I was brought home by Suneil. I’m starved of human contact at the moment and we got talking. He didn’t have a Manchester accent and I wondered where in the world he’d come from. I suspected Greece. Right direction but add a 1000 miles or so. He was from Kurdistan. When he was 18 he was about to be conscripted into Sadaam Hussein’s army. As a Kurd that wouldn’t have gone well for him. His family decided to put him on a plane and at 19 he found himself in Heathrow Airport, London without a plan and not knowing a person in the UK. He found a policeman. In Iraq he would have got a good kicking so he was worried about approaching a British policeman. He was surprised to be bought a cup of tea, some food and, while he ate that, the police found people who could help him.
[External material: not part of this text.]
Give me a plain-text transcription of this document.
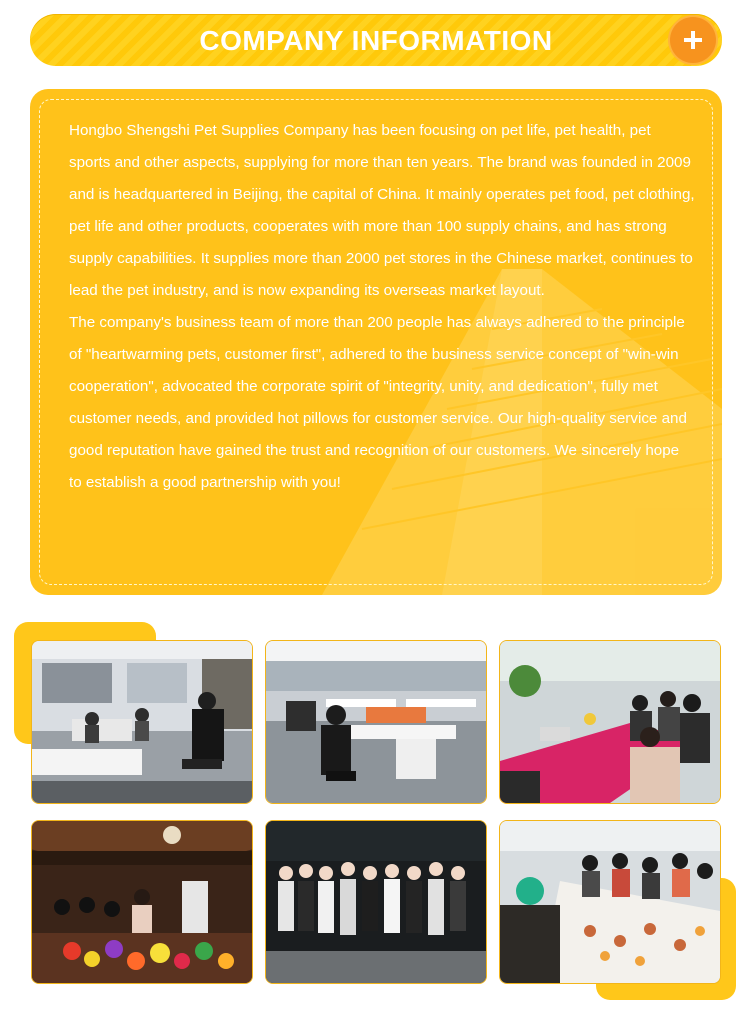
COMPANY INFORMATION

Hongbo Shengshi Pet Supplies Company has been focusing on pet life, pet health, pet sports and other aspects, supplying for more than ten years. The brand was founded in 2009 and is headquartered in Beijing, the capital of China. It mainly operates pet food, pet clothing, pet life and other products, cooperates with more than 100 supply chains, and has strong supply capabilities. It supplies more than 2000 pet stores in the Chinese market, continues to lead the pet industry, and is now expanding its overseas market layout.

The company's business team of more than 200 people has always adhered to the principle of "heartwarming pets, customer first", adhered to the business service concept of "win-win cooperation", advocated the corporate spirit of "integrity, unity, and dedication", fully met customer needs, and provided hot pillows for customer service. Our high-quality service and good reputation have gained the trust and recognition of our customers. We sincerely hope to establish a good partnership with you!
Suneil has a high regard for British policemen and women. He was put in a taxi and sent to Portsmouth where an organisation exists that helps guys in his position. They helped him claim political asylum because his life was in danger in Iraq. He’s now a British citizen and told me with relish how he’d enjoyed cutting up his old Iraqi passport. He moved up to Manchester and now lives in Warrington to the west of the city. Kurdistan is the part of Iraq that has, mercifully, escaped the worse of the wars that have blighted that part of the world and seems to be thriving. They have even stood up to ISIS. Suneil is a Muslim person but wears his religion lightly, in fact he’s come to the conclusion that religion isn’t one of mankind’s better ideas. He likes a glass of wine and is a great fan of whisky. He loves living in the UK.